TWR measures the compound rate of growth of an investment by eliminating the impact of cash flows (deposits and withdrawals). It focuses purely on the investment manager’s ability to grow the portfolio. TWR calculations are specifically designed for account-level performance.
Key characteristics of TWR
- Focuses purely on investment selection and portfolio management
- Unaffected by client cash flow timing
- Industry standard for comparing fund managers and strategies
- Ideal for benchmarking against market indices.
How account-level TWR is calculated
TWR calculations for all investments are calculated daily to obtain the most accurate results. The daily figures are then compounded to obtain returns for any required period.

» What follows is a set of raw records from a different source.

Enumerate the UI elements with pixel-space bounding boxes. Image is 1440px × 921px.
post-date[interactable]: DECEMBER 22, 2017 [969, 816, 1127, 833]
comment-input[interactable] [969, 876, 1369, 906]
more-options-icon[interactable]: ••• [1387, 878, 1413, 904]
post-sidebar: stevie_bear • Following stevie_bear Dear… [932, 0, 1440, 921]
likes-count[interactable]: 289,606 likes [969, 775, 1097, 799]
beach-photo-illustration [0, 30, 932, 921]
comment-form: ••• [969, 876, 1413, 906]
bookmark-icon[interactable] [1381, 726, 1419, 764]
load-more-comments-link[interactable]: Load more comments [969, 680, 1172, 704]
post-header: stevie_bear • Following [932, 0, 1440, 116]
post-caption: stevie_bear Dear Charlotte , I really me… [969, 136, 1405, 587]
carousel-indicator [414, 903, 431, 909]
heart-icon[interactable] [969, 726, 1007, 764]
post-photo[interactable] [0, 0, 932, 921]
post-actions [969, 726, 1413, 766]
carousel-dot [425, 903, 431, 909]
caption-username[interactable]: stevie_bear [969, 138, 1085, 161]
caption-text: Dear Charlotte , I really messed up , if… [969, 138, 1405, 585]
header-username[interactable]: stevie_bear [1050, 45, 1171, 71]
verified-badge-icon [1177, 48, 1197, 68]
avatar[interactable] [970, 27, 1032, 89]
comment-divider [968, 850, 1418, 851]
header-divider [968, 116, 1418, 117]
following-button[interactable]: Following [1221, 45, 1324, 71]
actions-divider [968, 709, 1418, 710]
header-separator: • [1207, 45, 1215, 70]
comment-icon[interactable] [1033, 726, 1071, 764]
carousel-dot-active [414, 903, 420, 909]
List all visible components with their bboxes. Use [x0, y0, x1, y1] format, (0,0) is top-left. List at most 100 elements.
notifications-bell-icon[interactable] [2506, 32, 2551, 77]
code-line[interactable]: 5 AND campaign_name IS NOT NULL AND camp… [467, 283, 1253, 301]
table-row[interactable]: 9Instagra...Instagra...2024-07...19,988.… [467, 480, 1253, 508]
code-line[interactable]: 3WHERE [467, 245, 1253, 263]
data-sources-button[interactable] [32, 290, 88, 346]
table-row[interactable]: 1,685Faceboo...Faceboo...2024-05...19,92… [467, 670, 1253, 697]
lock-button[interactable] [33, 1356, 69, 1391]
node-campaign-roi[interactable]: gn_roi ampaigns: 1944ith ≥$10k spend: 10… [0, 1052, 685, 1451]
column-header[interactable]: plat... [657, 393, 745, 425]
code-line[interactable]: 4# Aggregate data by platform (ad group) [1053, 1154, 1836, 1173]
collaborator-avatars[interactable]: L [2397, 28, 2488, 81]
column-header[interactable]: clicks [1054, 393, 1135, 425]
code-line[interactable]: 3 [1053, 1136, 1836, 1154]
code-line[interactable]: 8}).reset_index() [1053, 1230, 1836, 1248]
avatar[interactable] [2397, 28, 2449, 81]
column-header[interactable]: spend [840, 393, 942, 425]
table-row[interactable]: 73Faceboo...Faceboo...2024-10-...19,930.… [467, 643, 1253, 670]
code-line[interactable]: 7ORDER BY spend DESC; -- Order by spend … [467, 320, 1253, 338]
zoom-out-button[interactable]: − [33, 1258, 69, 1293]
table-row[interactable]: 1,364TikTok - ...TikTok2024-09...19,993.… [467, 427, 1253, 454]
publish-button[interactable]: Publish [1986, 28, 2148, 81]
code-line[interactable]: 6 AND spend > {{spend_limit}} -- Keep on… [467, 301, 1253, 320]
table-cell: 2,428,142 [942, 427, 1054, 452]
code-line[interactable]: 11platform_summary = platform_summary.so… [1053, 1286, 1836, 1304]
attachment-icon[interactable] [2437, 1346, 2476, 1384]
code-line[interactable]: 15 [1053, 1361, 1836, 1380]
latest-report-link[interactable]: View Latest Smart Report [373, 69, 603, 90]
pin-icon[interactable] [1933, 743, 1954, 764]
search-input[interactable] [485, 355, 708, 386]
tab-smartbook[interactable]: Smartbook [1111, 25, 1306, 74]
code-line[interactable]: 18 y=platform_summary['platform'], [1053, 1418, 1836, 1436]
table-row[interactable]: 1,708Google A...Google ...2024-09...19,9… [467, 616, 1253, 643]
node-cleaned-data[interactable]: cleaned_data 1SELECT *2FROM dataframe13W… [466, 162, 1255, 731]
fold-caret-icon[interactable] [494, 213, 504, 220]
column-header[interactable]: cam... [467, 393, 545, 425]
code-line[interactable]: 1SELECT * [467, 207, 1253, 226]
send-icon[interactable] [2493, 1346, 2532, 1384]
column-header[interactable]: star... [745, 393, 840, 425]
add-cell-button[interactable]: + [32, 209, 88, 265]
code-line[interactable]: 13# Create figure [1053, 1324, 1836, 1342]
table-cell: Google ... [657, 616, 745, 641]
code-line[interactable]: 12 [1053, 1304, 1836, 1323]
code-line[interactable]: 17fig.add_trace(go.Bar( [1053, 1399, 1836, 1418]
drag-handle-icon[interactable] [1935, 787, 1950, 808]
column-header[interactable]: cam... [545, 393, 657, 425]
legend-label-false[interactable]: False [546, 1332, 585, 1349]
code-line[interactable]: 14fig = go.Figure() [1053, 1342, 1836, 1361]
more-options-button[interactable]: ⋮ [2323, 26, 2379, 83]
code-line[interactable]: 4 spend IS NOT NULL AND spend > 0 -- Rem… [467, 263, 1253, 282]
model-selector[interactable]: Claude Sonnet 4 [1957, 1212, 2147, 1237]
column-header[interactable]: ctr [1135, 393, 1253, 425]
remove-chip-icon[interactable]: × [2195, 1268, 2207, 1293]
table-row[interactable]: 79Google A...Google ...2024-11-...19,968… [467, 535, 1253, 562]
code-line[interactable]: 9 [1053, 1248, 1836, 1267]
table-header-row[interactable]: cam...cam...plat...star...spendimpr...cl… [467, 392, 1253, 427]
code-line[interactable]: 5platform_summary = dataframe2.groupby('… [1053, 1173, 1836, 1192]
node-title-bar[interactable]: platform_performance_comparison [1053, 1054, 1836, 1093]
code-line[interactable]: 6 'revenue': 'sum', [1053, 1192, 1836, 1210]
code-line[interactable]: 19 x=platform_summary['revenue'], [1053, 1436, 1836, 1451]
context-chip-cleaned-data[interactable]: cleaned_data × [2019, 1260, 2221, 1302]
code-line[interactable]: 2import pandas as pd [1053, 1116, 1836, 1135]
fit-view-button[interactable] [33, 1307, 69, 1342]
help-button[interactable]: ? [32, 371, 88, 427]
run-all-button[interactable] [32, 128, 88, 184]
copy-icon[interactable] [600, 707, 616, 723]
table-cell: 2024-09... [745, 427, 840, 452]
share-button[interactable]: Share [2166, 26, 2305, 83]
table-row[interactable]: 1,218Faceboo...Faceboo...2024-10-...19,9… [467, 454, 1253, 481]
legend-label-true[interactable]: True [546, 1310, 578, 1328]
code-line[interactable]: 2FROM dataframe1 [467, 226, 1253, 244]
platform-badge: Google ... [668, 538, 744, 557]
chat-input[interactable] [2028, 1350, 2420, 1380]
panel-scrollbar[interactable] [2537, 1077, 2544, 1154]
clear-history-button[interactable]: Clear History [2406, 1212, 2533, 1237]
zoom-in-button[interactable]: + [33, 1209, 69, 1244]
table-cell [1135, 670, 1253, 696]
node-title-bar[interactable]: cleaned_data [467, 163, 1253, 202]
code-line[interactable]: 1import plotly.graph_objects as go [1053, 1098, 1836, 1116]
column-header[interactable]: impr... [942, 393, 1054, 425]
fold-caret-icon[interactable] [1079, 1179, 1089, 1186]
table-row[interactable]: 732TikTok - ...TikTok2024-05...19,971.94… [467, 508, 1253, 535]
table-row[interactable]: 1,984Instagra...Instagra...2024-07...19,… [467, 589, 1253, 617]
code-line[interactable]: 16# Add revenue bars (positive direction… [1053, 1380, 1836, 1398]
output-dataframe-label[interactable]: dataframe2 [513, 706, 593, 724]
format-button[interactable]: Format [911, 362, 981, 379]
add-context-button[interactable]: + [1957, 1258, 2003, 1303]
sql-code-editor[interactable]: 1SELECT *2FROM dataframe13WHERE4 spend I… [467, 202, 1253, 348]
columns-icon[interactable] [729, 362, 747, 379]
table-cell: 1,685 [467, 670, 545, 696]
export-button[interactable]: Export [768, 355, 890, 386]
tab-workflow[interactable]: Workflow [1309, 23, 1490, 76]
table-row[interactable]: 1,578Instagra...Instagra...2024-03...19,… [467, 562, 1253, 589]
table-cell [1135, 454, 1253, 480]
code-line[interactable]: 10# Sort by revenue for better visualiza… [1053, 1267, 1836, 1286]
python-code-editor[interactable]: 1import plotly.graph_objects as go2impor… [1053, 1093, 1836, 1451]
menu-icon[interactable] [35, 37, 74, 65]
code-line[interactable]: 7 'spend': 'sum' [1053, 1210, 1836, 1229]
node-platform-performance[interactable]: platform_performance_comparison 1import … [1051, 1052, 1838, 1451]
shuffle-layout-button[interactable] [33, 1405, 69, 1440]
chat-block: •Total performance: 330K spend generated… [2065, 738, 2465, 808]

TWR is calculated using the formula below:
(Closing portfolio value – Opening portfolio value – Net Capital Flows) / (Opening portfolio + Net Capital Flows)/2)
Please note:
- TWR calculations are performed based on data available at a specific point in time. Performance figures may not automatically recalculate if updated or revised data becomes available after the initial calculation date.
- TWR figures will smooth out significant spikes or troughs in the daily portfolio balance of an account. Not all days will be included in the final performance figure.
- Due to the current system calculation methodology, TWR figures may not accurately reflect investment performance during periods when in-specie transfers occur.